CBTKD: Até que ponto o aporte financeiro vindo da Petrobrás pode fazer do Brasil a potência do Taekwondo que nós esperamos?
Fernando Madureira: Até que enfim estamos obtendo bons reconhecimentos em recursos. Precisamos de uma bússola agora. O projeto técnico e de aplicação foi criado pela gestão anterior e, aparentemente, foi feito meio às pressas. Com datas de eventos muito em cima umas das outras; confusão na divisão de 6 categorias de 4 grupos, onde, acredito, deveria ser de oito categorias de 3 ou 4 grupos. Mas tenho certeza de que é a nossa salvação. Se compararmos ao montante da verba com que outros países evoluídos trabalham... Porem, para renovar para o próximo ano, deveremos sentar com todos da comissão e elaborar com mais cautela as ações.
CBTKD: Como essa nova realidade do Taekwondo brasileiro, apoiada por uma grande empresa e com salários tem sido recebida pelos atletas?

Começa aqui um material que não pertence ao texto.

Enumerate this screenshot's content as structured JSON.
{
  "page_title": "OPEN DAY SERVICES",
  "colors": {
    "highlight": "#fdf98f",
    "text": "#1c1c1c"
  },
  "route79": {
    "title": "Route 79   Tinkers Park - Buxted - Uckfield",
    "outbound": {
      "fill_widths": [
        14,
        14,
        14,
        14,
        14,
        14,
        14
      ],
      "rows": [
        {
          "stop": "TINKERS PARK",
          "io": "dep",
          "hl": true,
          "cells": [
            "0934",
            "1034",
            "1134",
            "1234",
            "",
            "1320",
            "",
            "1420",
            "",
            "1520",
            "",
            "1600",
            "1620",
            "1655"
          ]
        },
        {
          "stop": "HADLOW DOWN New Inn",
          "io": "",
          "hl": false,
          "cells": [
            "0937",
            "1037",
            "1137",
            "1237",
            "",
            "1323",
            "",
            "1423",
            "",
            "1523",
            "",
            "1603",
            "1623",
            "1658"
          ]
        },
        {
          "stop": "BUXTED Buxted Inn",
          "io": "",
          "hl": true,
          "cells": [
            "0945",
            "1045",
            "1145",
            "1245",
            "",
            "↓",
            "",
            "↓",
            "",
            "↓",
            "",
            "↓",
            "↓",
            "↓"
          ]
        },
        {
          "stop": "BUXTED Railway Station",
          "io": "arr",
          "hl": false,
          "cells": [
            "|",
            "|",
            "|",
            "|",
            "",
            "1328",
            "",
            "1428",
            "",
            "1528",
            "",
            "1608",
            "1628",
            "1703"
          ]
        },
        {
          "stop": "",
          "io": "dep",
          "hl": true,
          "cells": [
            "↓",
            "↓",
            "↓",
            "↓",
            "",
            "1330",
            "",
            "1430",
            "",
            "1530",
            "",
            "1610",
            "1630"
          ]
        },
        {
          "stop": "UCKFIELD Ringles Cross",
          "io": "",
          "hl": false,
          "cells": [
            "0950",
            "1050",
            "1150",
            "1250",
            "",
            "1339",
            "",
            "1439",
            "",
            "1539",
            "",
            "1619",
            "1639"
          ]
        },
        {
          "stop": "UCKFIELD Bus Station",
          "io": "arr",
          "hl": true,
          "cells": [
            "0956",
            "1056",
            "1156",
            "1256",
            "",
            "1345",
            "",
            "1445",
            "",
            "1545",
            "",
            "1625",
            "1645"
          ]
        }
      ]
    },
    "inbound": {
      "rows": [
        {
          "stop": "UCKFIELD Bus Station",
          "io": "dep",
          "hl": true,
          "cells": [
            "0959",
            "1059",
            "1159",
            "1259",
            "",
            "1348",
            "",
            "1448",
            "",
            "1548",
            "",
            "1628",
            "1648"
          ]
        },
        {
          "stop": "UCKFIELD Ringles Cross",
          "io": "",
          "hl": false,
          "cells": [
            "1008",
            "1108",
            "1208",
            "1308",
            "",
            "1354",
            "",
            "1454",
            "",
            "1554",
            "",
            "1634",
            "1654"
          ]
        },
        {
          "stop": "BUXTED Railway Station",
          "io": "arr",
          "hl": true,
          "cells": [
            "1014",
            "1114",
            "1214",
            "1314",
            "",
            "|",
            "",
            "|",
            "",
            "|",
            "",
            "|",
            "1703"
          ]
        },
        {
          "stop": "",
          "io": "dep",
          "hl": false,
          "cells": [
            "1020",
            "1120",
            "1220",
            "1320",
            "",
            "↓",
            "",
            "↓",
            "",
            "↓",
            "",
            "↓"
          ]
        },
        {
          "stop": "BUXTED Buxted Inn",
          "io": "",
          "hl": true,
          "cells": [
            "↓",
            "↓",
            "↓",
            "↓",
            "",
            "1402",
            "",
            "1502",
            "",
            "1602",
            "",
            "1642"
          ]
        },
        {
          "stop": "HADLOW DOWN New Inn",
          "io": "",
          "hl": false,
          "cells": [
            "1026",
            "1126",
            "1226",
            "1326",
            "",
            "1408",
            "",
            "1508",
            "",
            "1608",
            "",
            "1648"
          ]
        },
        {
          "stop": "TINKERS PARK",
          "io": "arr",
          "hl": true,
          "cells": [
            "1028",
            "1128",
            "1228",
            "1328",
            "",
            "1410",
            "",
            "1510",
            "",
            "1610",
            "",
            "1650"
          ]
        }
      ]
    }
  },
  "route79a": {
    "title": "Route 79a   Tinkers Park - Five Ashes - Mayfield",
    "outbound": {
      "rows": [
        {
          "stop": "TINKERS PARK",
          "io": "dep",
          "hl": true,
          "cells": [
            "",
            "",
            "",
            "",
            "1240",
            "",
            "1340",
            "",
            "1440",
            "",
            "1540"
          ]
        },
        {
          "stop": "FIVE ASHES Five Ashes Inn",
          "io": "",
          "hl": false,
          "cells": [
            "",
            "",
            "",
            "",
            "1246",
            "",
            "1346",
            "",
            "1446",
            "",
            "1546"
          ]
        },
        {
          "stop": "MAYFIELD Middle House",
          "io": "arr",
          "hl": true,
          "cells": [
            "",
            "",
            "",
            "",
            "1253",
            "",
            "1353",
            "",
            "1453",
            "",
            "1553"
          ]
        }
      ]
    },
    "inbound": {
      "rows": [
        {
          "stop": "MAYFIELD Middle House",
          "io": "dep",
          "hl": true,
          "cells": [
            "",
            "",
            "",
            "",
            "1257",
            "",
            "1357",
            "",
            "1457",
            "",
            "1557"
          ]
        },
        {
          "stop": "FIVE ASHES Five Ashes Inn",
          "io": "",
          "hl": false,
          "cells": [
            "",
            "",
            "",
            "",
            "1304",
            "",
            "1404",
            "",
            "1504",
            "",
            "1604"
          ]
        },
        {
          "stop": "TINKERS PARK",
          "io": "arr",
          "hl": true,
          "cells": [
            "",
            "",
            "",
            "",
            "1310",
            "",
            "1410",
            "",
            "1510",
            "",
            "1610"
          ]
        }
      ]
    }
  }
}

Fernando Madureira: Os mais maduros abraçaram a causa como se fosse último balão de oxigênio. Aos mais jovens, aparentemente, parece que a ficha não caiu ainda. Mas só o tempo e os acontecimentos é que vão fazer cada um se situar melhor e ver que esta é a chance para quem é profissional. Daqui pra frente, com a Petrobras e a mentalidade da nova CBTKD, acredito que não teremos espaço para amadores e profissionais egocêntricos.
CBTKD: Faça as suas considerações finais?
Fernando Madureira: Agradeço a entrevista, e acredito que deveremos ser cada vez mais patriotas: os dirigentes, técnicos, atletas, a comissão técnica e a imprensa. Temos que acreditar no que temos de mais valioso, que é a qualidade de nossos atletas e treinadores. O Brasil tem muitos atletas bons nos quatro cantos do país e técnicos também. E isso nos faz uma Nação diferente. Só temos é que potencializar isso, distribuir tarefas e cada um executar a sua tarefa de forma ideal. O vôlei trabalha assim; tem milhões de formiguinhas formadoras de base. Por isso que o Bernardinho renova sua geração sem muito esforço, porque ele divide as tarefas com mais um montão de gente. É esta lição que o Taekwondo tem que aprender e usar; não se constrói nada destruindo os outros e nem sozinho.
Temos que nos unir. O novo Presidente da CBTKD, o mestre Carlos Fernandes, tem uma mentalidade empreendedora e quer fazer a diferença. E sei que ele precisará ter a seu lado pessoas com a mentalidade sadia, comprometida e pronta pra produzir para nosso País. Este é meu sonho de criança: fazer um Taekwondo com brasileiros para brasileiros.